All of which goes to show that fixing the Marana Council isn't
difficult; in fact, it's even easier than Oro Valley. These rubes
have been known to fix themselves sometimes without even being
told. They're sleazy 'n' easy.
U.S. FOREST SERVICE FIXES REMOVAL OF TUCSON ROD AND GUN CLUB
THE U.S. FOREST Service needs more tourist parking for
Sabino Canyon and developers want to build ticky-tacky stucco
boxes in the area. Unfortunately, there's a shooting range in
the way: the Tucson Rod and Gun Club, which has been there on
leased land since 1953.
Forest Service officials needed an excuse to evict the club,
so they raised the bogus issue of the safety of the range.

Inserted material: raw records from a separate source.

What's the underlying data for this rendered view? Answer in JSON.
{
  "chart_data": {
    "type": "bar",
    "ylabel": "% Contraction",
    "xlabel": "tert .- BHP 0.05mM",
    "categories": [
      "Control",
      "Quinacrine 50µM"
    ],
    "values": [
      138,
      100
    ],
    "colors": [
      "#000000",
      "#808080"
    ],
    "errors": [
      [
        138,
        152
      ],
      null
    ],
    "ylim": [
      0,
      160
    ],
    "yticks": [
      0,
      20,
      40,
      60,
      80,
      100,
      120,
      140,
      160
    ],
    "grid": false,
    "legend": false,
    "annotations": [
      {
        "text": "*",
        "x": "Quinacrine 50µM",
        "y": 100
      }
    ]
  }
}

While no serious accidents have occurred at the shooting range
in its 43 years of operation, club leaders wanted to make certain
safety and sound improvements. The Forest Service denied them
permission to make those improvements, then announced the safety
issue would be paramount in the decision about whether to leave
the club open. If that weren't B.S. enough, the Forest Service
then hired a fraudulent expert on a no-bid contract to write a
phony report about the safety dangers posed by the range.
But the Forest Service bigshots were inept and they got caught,
and their phony expert--an unqualified high school drop-out with
no credentials in ballistics--was exposed.
The matter has gone to court, with scarcely a peep from the establishment
media about the Forest Service's lies and subterfuge. The daily
news media still falsely report that the range was closed for
"safety reasons," citing the shabby and doctored report.
The issue remains unresolved, and is winding its way through the
Forest Service bureaucracy, and, ultimately, the courts.
And now many Arizonans have learned that Smokey is a lying sonofabitch.
AMPHITHEATER SCHOOL BOARD CONTINUES FIX ON NEW HIGH SCHOOL SITE
SOMEHOW--OFFICIAL MEMORIES are conveniently foggy--local
real estate broker Bill Arnold was appointed the exclusive agent
for Amphi School District real estate deals. It probably helped
that his good friend Vicki Cox-Golder was chairwoman of the Amphi
School Board at the time. (Arnold chaired Cox-Golder's disastrous
1996 Pima County supervisorial campaign/debacle). Arnold scored
a big commission on the now infamous 73-acre site that's tied
up because it's located in the heart of the endangered pygmy owl's
critical habitat.
Amphi bought the land for the school site without an appraisal;
didn't get an environmental assessment, even though the land has
three washes running through it; and paid more per acre than comparable
sales of nearby parcels. But that has failed to move Arnold and
the corrupt dolts on the Amphi School Board and their collection
of assorted stooges into any form of repentance. They're still
trying to justify what was clearly a bad move, even in the face
of a conflict-of-interest suit filed by Amphi property owner and
former County Supervisor David Yetman. And they've tried to convert
their mistake into to an argument about "owls vs. kids,"
instead of what it really is: "taxpayers and parents vs.
sleaze."
For despicably hiding behind children ala Saddam Hussein, this
one's worth a 12 on the barf-o-meter.